Habertürk
    Takipde Kalın!
      Günlük gelişmeleri takip edebilmek için habertürk uygulamasını indirin

        BUNU bekliyordum.

        Dünya televizyonlarını azıcık da olsa takip edenler için bu bir sürpriz değil.

        Vampir dizilerinin ve filmlerinin başarısı sonunda yerli dizi üreticisinin de dikkatini çekecekti.

        Dün öğrendiğime göre ülkemizin ilk vampir dizisi için çalışmalar başlamış.

        Ancak vampirlerle ilgimiz yeni olmayacak. 1953 yapımı Drakula İstanbul'da filmini yad etmek gerek tam bu noktada.

        Yeni vampirimizin kim olacağı henüz netleşmiş değil. Harıl harıl senaryo yazılıyormuş.

        Prodüksiyonu Behzat Ç'yi de çeken Adam Film üstlenecekmiş ve gelecek sezon Star'da yayınlanacakmış.

        Dün, Cem Aydın'ın daveti üzerine gittiğim Star binasında öğrendim bunu. Açıkçası ilginç bir gelişme ama eğer animasyonlar ve hikâye hakkıyla yapılamazsa dizi sadece bir müsamere olmaktan kurtaramayacaktır kendini.

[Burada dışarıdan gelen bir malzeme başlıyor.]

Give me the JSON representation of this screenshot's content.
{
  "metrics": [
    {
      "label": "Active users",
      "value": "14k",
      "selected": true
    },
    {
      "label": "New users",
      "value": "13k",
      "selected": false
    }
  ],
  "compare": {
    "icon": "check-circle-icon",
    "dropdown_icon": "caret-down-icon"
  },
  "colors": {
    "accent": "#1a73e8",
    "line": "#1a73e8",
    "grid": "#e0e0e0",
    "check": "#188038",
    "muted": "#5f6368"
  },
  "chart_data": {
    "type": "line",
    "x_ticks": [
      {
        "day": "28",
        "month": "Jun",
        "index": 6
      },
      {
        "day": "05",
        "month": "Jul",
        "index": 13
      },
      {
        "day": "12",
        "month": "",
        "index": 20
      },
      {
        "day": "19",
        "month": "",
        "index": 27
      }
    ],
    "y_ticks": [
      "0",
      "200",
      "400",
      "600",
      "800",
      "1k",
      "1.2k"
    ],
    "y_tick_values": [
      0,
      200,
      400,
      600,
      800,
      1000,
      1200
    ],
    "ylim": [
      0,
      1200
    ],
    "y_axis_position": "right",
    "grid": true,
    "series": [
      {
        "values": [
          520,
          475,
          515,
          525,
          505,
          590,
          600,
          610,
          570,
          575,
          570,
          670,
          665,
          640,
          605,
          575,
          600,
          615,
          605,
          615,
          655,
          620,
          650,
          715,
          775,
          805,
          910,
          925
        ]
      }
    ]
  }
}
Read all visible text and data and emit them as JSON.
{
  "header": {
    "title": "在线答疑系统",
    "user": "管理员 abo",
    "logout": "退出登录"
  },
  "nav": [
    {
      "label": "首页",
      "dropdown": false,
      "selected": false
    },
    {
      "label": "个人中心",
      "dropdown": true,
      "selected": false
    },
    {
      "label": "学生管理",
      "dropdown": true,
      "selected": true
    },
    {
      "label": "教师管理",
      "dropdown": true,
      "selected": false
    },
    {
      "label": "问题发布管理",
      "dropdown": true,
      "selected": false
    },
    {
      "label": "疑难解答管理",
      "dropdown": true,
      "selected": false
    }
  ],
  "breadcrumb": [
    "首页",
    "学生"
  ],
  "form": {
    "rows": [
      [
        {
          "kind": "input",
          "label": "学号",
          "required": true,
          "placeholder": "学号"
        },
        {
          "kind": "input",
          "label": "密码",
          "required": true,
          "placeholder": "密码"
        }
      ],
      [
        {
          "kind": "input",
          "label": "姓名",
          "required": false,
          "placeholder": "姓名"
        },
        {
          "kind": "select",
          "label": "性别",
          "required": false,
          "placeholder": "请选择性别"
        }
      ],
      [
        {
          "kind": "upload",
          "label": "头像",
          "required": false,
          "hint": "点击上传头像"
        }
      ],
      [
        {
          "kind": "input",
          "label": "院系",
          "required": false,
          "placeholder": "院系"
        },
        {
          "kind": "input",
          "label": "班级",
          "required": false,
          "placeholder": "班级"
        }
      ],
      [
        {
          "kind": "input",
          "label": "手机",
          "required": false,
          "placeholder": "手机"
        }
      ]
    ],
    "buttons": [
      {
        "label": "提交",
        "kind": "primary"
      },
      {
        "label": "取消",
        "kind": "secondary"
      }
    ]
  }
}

        Zaten Cem Aydın da tam emin olmadan yayına çıkarmayacakmış.

        Uzun uzun Star'ın neler yapacağını dinledim kendisinden. Ulusal eğlence televizyonu yayıncılığına kulağa gayet hoş gelen bir bakış açıları var.

        Yeni keşifler yapmaktan ve farklı programlar üretmekten bahsediyorlar.

        Ama şimdiden bu projelere umut dolu bakmak için erken.

        İşleri de kolay değil. Star gibi son yıllarda sadece para yutup büyük başarılara imza atamamış bir kanala karşı olan algıyı yıkmakla uğraşacaklar.

        En merak ettiğim şey neden kanalın adını değiştirip tertemiz bir sayfa açmadıklarıydı.

        Star isminin izleyicinin kafasında oturmuş bir yeri olduğunu ve bunu doğru kullanırlarsa başarılarına etkisi olabileceğini düşünüyorlar.

        Muhteşem Yüzyıl'ı yüksek çözünürlükte yani HD izlemeye alışmış olanlara ise kötü bir haberim var. Star'ın D-Smart ile olan anlaşması yüzünden bir buçuk yıl boyunca Digiturk platformundan HD yayın yapamayacaklar. Projeleri çok. Ocak ayından sonra performanslarını beraberce görüp değerlendireceğiz. Onların tek üzüntüsü reyting sisteminin kapalı olması.

        Bence bu, üç ay boyunca daha az stresle yayın yapmalarını sağlayacak.

        ***

        Kabiliyetle kişiliği ayırmak gerek

        HATIRLARSANIZ Ushan Çakır'ın Leyla ile Mecnun setinde yaşadığı ve etrafına yaşattığı sıkıntı en çok bu köşede eleştiri görmüştü.

        O tatsız günlerde yazdıklarımı hatırlatmak, tekrar tekrar bu çirkin olayla ilgili anılarınızı yenilemek istemem.

        Şimdilerde Ushan Çakır, bana çok tuhaf gelen bir tartışmanın içinde buldu kendini.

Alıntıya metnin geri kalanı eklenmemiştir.